A racist video featuring two University of Oklahoma students is a reminder of “how far we have yet to come in the conversation about treating everyone with respect and dignity,” the university said in a statement posted to Twitter.

The video was posted to Snapchat by an OU student, the OU Daily reported. In the video, one of the students used a racial slur while her face was painted black, according to the college newspaper. That blackface video was recorded and then posted to Twitter, where it began circulating.

The Black Student Association of OU said on Twitter that its members are “not surprised by the actions of the two students in the video.”

“There is a violent and painful history concerning the usage of blackface and reducing black people to racist caricatures,” the BSA tweeted. “It is unfortunate for us to be in 2019 and this is still happening.”
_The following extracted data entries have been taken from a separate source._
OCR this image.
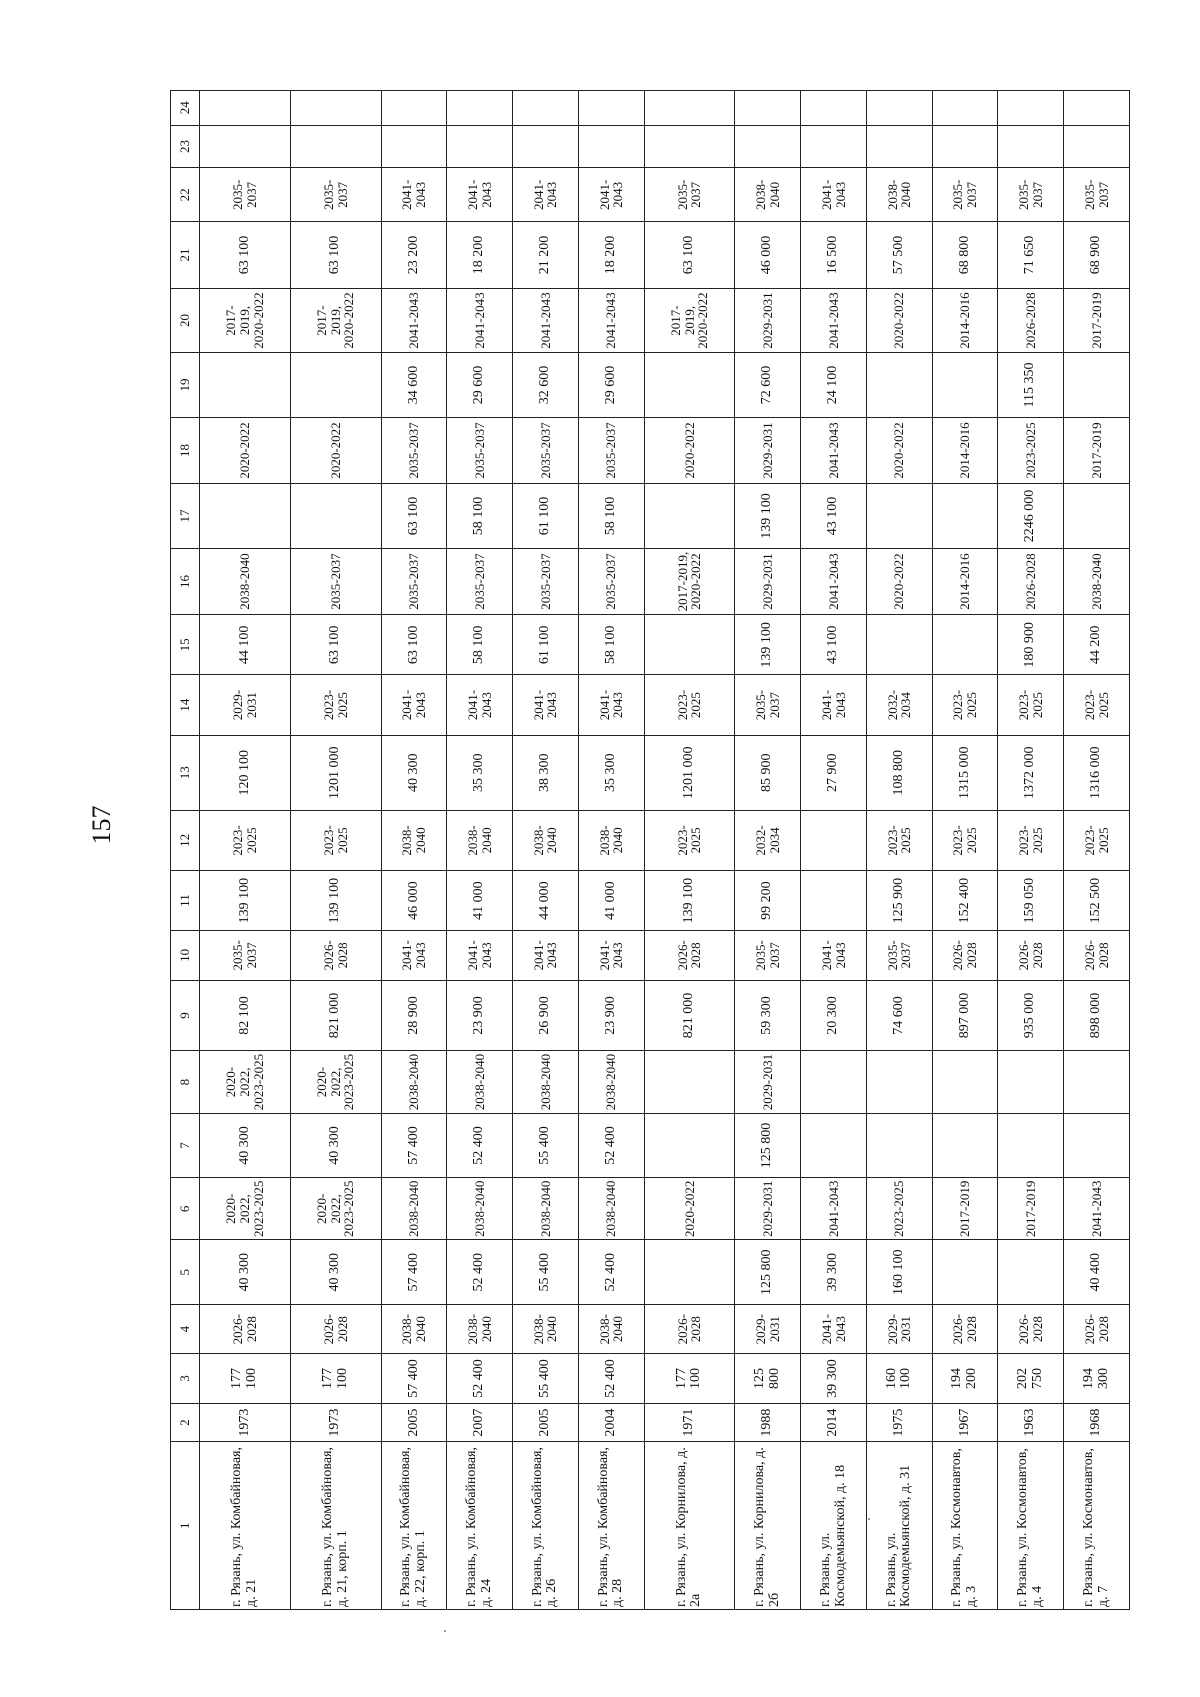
157
1	2	3	4	5	6	7	8	9	10	11	12	13	14	15	16	17	18	19	20	21	22	23	24
г. Рязань, ул. Комбайновая, д. 21	1973	177 100	2026-2028	40 300	2020-2022, 2023-2025	40 300	2020-2022, 2023-2025	82 100	2035-2037	139 100	2023-2025	120 100	2029-2031	44 100	2038-2040		2020-2022		2017-2019, 2020-2022	63 100	2035-2037		
г. Рязань, ул. Комбайновая, д. 21, корп. 1	1973	177 100	2026-2028	40 300	2020-2022, 2023-2025	40 300	2020-2022, 2023-2025	821 000	2026-2028	139 100	2023-2025	1201 000	2023-2025	63 100	2035-2037		2020-2022		2017-2019, 2020-2022	63 100	2035-2037		
г. Рязань, ул. Комбайновая, д. 22, корп. 1	2005	57 400	2038-2040	57 400	2038-2040	57 400	2038-2040	28 900	2041-2043	46 000	2038-2040	40 300	2041-2043	63 100	2035-2037	63 100	2035-2037	34 600	2041-2043	23 200	2041-2043		
г. Рязань, ул. Комбайновая, д. 24	2007	52 400	2038-2040	52 400	2038-2040	52 400	2038-2040	23 900	2041-2043	41 000	2038-2040	35 300	2041-2043	58 100	2035-2037	58 100	2035-2037	29 600	2041-2043	18 200	2041-2043		
г. Рязань, ул. Комбайновая, д. 26	2005	55 400	2038-2040	55 400	2038-2040	55 400	2038-2040	26 900	2041-2043	44 000	2038-2040	38 300	2041-2043	61 100	2035-2037	61 100	2035-2037	32 600	2041-2043	21 200	2041-2043		
г. Рязань, ул. Комбайновая, д. 28	2004	52 400	2038-2040	52 400	2038-2040	52 400	2038-2040	23 900	2041-2043	41 000	2038-2040	35 300	2041-2043	58 100	2035-2037	58 100	2035-2037	29 600	2041-2043	18 200	2041-2043		
г. Рязань, ул. Корнилова, д. 2а	1971	177 100	2026-2028		2020-2022			821 000	2026-2028	139 100	2023-2025	1201 000	2023-2025		2017-2019, 2020-2022		2020-2022		2017-2019, 2020-2022	63 100	2035-2037		
г. Рязань, ул. Корнилова, д. 2б	1988	125 800	2029-2031	125 800	2029-2031	125 800	2029-2031	59 300	2035-2037	99 200	2032-2034	85 900	2035-2037	139 100	2029-2031	139 100	2029-2031	72 600	2029-2031	46 000	2038-2040		
г. Рязань, ул. Космодемьянской, д. 18	2014	39 300	2041-2043	39 300	2041-2043			20 300	2041-2043			27 900	2041-2043	43 100	2041-2043	43 100	2041-2043	24 100	2041-2043	16 500	2041-2043		
г. Рязань, ул. Космодемьянской, д. 31	1975	160 100	2029-2031	160 100	2023-2025			74 600	2035-2037	125 900	2023-2025	108 800	2032-2034		2020-2022		2020-2022		2020-2022	57 500	2038-2040		
г. Рязань, ул. Космонавтов, д. 3	1967	194 200	2026-2028		2017-2019			897 000	2026-2028	152 400	2023-2025	1315 000	2023-2025		2014-2016		2014-2016		2014-2016	68 800	2035-2037		
г. Рязань, ул. Космонавтов, д. 4	1963	202 750	2026-2028		2017-2019			935 000	2026-2028	159 050	2023-2025	1372 000	2023-2025	180 900	2026-2028	2246 000	2023-2025	115 350	2026-2028	71 650	2035-2037		
г. Рязань, ул. Космонавтов, д. 7	1968	194 300	2026-2028	40 400	2041-2043			898 000	2026-2028	152 500	2023-2025	1316 000	2023-2025	44 200	2038-2040		2017-2019		2017-2019	68 900	2035-2037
Blackface is a racist tradition dating back to the minstrel shows of the 19th and early 20th centuries, when white comedians would wear black face paint and caricaturize black people as lazy and ignorant,” the San Luis Obispo Tribune previously reported.

In the statement posted to twitter, the university president and interim vice president said they are “saddened and offended that even on the eve of such an important holiday,” a conversation on how far “we have yet to come” was needed. The video was shared a few days before Martin Luther King Jr. Day.

The OU chapter of Tri Delta said one of the woman involved with the video was a member of the sorority. The chapter president, London Moore, called the video “racist, offensive and disgraceful” in a statement posted to Instagram.

“Chapter leadership has met and ... the woman who participated in, filmed and posted the video is no longer a member of our organization,” Moore wrote. She said the video is “in no way consistent with Tri Delta’s ideals” and apologized for the “senseless act of racism.”

OU President James Gallogly wrote that the two students “offered to apologize in order to reflect their regret.” It was not clear how they would be apologizing.

Last year, a Cal Poly student apologized for wearing blackface at a fraternity event, the San Luis Obispo Tribune reported. He said the face paint had nothing to do “with racism or discrimination.”

In 2016, Kansas State University made a statement after a former student posted a blackface photo to Snapchat, the Kansas City Star reported. In the statement, officials said “there is no place for racism at our university.”